Beyond antibiotics, this generative AI system could potentially accelerate the design process of the best possible molecules for new drugs and materials — helping scientists to use AI to discover and design better candidates for more effective drugs and therapies for diseases, materials to absorb and capture carbon to help fight climate change, materials for more intelligent energy production and storage, and much more. To fight these challenges, we need to accelerate the rate of discovery of new and functional molecules — at scale.
That's far from easy. Zeroing in on the correct molecular configuration that would lead to a new material with desired properties among the astronomical number of possible molecules is like looking for a needle in a haystack. For peptides, one would typically have to experimentally screen more than a hundred molecules to find one with the right properties. So IBM turned to AI for help.
First, the team used an AI generative model dubbed a deep generative autoencoder to learn about the vast space of known peptide molecules. The model captured meaningful information such as molecular similarity and function about diverse peptide sequences, enabling exploration beyond known antimicrobial templates. They then applied Controlled Latent attribute Space Sampling (CLaSS) — a recently developed computational method for generating novel peptide molecules with custom properties. It works by sampling from the informative latent space of peptides and relies on a rejection sampling scheme guided by the molecular property the classifier trained on during the latent representation. Since CLaSS performs attribute-conditioned sampling in the compressed latent space, it is a computationally efficient and scalable approach that can be easily repurposed.
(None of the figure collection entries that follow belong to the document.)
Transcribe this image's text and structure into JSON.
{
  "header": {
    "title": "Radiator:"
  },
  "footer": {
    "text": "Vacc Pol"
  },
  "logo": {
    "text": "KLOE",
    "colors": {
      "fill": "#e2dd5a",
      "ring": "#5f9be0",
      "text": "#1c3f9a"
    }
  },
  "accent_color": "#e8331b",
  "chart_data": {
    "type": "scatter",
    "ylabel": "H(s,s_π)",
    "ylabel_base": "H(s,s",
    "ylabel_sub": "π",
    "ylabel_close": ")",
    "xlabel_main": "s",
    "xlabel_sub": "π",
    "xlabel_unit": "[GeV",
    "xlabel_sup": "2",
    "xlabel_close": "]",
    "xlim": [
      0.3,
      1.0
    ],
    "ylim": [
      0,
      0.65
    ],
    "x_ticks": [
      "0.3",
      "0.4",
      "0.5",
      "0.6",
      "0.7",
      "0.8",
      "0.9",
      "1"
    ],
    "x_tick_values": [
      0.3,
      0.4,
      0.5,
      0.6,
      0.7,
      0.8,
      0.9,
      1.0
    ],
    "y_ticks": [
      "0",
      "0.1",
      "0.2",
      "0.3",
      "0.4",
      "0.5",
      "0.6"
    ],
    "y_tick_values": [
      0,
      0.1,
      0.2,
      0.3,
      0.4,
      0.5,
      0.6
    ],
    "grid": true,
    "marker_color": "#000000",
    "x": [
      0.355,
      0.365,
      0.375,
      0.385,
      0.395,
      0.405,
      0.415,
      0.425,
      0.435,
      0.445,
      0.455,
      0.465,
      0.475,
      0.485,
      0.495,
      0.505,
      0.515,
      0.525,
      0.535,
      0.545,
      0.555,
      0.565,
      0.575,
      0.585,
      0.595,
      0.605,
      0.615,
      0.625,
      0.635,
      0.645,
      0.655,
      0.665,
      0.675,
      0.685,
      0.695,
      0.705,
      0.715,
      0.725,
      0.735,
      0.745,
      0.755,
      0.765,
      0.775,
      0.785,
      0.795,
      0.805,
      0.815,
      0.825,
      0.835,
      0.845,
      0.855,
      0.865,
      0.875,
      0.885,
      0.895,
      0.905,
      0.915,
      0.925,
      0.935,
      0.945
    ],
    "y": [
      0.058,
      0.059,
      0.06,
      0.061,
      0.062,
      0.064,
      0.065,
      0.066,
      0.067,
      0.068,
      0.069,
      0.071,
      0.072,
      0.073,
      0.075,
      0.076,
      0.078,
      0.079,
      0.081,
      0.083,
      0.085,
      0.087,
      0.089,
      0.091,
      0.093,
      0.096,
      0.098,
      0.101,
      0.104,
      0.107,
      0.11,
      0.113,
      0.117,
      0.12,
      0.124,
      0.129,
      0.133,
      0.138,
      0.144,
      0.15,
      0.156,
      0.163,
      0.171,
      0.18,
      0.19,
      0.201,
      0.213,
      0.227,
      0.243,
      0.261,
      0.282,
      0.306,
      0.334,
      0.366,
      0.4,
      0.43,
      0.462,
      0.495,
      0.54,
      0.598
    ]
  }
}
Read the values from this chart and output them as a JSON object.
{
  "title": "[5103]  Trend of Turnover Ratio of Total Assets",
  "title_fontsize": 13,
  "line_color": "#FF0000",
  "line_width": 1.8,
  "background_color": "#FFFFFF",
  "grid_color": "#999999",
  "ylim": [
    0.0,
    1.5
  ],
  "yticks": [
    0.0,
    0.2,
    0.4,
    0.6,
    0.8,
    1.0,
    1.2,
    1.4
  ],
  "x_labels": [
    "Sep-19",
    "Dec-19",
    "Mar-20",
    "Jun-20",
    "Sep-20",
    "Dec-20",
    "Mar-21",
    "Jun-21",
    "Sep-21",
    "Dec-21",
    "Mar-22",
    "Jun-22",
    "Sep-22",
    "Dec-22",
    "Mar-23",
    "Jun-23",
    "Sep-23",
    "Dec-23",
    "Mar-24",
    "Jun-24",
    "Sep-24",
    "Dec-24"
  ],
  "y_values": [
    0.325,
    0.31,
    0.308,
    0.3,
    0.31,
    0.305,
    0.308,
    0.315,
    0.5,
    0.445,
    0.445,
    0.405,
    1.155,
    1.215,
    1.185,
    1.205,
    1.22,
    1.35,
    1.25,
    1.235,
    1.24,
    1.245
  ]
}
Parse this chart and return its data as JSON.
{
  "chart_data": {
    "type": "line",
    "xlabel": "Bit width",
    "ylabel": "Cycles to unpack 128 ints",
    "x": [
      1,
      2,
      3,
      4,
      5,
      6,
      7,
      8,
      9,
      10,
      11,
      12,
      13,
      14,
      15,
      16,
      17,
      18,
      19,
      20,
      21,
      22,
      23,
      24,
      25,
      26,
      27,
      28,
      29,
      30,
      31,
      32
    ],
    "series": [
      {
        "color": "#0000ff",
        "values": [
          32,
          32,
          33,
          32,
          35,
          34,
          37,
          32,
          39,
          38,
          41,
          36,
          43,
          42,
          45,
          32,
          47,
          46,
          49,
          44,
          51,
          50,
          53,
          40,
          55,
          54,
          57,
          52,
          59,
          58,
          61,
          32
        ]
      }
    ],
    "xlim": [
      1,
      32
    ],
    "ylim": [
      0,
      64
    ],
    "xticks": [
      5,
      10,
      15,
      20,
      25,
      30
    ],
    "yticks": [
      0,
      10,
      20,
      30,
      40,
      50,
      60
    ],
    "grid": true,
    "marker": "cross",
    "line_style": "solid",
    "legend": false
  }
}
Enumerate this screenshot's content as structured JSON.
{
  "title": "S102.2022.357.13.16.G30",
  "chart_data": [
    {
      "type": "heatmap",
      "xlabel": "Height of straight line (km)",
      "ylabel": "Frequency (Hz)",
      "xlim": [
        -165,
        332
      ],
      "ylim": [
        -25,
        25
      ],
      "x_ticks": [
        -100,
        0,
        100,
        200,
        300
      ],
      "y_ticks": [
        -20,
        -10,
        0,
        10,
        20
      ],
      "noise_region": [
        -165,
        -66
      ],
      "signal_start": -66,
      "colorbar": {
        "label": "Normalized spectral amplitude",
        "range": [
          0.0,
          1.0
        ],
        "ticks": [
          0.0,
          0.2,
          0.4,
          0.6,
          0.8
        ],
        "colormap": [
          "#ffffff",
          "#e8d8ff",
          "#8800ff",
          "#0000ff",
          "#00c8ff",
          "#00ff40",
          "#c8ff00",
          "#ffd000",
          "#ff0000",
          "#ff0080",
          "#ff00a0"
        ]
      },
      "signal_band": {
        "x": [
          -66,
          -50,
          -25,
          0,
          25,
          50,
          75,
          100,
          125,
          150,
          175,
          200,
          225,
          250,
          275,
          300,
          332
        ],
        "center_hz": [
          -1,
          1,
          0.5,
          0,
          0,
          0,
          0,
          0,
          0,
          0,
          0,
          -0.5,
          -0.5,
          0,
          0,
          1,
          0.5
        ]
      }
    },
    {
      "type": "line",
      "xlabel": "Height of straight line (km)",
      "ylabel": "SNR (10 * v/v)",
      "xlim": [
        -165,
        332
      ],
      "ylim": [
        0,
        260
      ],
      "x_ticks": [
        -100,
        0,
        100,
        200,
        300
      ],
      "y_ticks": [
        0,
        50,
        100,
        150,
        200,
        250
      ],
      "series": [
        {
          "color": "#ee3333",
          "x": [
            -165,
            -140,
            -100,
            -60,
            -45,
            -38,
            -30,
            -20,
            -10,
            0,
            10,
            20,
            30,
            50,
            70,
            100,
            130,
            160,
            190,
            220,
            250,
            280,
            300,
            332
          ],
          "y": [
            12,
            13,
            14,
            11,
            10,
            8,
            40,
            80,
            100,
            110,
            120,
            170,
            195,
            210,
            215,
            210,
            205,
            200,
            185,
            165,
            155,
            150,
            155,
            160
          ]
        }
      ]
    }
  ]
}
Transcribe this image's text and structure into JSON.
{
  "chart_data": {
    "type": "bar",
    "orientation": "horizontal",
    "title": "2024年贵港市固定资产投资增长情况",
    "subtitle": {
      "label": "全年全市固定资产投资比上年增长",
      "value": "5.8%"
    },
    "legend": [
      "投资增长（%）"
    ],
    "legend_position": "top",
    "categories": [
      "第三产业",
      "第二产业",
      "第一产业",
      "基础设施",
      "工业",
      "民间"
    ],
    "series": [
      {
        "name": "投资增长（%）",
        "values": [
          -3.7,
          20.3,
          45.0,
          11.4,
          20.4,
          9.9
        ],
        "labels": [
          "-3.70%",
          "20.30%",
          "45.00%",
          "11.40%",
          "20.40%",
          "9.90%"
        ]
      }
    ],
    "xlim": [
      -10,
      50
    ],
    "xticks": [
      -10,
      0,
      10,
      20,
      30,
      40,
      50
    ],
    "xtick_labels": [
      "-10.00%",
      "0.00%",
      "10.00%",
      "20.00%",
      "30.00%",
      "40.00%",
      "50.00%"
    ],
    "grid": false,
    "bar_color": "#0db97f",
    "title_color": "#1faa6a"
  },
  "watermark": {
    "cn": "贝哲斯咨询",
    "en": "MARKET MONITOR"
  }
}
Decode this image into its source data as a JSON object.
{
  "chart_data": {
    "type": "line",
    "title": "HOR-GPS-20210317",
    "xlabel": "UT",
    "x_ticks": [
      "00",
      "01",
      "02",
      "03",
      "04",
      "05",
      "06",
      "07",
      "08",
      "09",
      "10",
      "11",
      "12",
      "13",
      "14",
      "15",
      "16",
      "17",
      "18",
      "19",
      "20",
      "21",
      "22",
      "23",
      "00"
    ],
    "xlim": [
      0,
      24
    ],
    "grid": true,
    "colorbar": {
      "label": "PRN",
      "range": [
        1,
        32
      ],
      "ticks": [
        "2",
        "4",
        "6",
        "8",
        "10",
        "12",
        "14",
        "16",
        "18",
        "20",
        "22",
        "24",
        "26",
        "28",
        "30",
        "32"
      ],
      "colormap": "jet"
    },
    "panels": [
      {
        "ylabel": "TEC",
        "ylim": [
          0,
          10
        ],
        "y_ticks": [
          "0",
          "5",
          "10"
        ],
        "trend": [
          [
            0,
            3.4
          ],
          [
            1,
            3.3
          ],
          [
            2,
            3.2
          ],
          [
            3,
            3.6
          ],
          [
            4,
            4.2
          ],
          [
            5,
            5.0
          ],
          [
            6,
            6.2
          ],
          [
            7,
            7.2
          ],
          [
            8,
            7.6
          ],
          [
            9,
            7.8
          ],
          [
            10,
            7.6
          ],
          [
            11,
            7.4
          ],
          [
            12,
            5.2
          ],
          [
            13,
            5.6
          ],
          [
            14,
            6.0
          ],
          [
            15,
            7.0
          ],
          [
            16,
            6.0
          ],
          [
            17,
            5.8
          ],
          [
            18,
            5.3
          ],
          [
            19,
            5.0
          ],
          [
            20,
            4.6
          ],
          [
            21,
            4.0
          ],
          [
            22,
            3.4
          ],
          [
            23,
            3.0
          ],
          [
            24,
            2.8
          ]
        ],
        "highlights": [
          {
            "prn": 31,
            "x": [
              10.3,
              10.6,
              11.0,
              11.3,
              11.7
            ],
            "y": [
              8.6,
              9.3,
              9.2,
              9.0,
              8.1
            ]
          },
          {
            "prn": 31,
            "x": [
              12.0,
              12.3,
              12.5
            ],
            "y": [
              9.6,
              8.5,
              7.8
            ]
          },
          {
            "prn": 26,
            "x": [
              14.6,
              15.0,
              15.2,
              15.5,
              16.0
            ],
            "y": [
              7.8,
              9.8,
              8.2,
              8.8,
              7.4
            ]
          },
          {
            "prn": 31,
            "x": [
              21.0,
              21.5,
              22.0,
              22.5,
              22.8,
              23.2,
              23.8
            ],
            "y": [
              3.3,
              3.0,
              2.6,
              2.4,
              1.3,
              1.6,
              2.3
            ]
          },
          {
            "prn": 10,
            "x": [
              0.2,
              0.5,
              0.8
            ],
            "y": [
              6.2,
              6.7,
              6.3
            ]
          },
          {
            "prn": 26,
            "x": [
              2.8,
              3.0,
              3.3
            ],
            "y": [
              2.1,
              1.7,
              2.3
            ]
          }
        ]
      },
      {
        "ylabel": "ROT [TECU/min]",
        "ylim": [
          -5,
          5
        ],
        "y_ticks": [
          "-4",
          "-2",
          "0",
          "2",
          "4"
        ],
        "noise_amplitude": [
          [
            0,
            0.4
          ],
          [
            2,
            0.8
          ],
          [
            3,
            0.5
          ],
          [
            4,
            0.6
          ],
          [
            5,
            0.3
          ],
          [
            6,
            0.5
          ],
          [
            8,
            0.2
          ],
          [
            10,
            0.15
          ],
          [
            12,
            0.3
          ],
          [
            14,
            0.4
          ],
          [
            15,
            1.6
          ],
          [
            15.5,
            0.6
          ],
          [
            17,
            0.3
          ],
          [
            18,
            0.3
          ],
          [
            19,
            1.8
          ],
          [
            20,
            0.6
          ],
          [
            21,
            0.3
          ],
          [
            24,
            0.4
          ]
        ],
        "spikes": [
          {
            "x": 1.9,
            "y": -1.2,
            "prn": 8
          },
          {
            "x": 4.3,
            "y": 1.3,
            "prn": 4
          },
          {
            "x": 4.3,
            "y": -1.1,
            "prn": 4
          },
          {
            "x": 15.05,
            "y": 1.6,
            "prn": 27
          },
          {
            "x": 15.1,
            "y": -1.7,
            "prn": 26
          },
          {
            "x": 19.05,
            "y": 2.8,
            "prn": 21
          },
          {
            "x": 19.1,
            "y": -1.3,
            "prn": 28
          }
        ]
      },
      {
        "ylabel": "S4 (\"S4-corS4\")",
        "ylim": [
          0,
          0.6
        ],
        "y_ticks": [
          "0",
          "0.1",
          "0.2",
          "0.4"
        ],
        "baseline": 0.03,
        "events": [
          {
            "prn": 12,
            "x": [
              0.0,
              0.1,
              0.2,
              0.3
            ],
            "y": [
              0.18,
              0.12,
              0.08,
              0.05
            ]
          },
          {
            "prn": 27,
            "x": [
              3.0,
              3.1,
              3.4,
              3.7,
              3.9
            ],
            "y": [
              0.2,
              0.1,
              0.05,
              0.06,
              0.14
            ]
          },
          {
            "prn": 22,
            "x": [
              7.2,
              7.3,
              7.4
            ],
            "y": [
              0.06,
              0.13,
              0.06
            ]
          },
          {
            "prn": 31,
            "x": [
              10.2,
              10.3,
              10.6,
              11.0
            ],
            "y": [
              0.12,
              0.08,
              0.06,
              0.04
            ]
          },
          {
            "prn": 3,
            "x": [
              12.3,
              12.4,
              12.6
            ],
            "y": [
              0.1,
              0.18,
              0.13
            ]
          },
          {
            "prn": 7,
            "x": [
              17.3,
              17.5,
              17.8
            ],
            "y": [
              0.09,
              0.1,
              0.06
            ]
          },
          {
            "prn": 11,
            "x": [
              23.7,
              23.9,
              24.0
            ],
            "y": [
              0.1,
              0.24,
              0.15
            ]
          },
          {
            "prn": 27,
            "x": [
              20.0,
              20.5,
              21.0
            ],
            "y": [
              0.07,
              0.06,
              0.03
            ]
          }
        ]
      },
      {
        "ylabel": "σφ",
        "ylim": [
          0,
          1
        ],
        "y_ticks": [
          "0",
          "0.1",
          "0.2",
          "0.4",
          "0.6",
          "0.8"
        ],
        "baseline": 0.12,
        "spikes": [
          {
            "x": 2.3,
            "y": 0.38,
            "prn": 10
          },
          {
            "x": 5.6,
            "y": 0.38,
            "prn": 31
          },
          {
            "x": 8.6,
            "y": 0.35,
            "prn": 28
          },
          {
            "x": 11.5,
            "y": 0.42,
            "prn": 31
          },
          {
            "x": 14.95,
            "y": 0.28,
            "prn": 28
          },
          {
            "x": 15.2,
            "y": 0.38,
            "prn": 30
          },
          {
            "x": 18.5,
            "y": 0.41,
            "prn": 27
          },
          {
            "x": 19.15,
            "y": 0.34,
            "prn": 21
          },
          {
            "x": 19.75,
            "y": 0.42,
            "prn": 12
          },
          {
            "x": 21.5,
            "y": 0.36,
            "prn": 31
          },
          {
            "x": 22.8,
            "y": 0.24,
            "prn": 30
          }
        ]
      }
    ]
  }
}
The IBM team then used deep learning classifiers to screen the AI-generated candidate antimicrobial molecules for additional key attributes, such as toxicity and broad-spectrum activity and performed additional screening with the help of high-throughput, coarse-grained molecular dynamics simulations. These simulations look for presence of novel physicochemical features indicative of stable and peptide-membrane binding, such as low-contact variance between peptide and membrane.
Within 48 days, their AI-boosted molecular design approach to Accelerated Discovery enabled the team to identify, synthesize, and experimentally test 20 AI-generated novel candidate antimicrobial peptides. Two of them turned out to be highly potent against diverse Gram-positive and Gram-negative pathogens (including multidrug-resistant K. pneumoniae) and very unlikely to trigger drug resistance in E. coli.
IBM also didn't find any cross-resistance for either of the AMPs when tested using a polymyxin-resistant strain. Live-cell confocal imaging showed the formation of membrane pores as the underlying mechanism of bactericidal mode of action of these peptides. Both antimicrobials have low toxicity — we tested them in vitro and also in mice, providing important information about the safety, toxicity and efficacy of these antimicrobial candidates in a complex animal model.
IBM's proposed approach could potentially lead to faster and more efficient discovery of potent and selective broad-spectrum antimicrobials to keep antibiotic-resistant bacteria at bay — for good. And the researchers hope that their AI could also be used to help address the world's other most difficult discovery challenges, such as designing new therapeutics, environmentally friendly and sustainable photoresists, new catalysts for more efficient carbon capture, and so much more.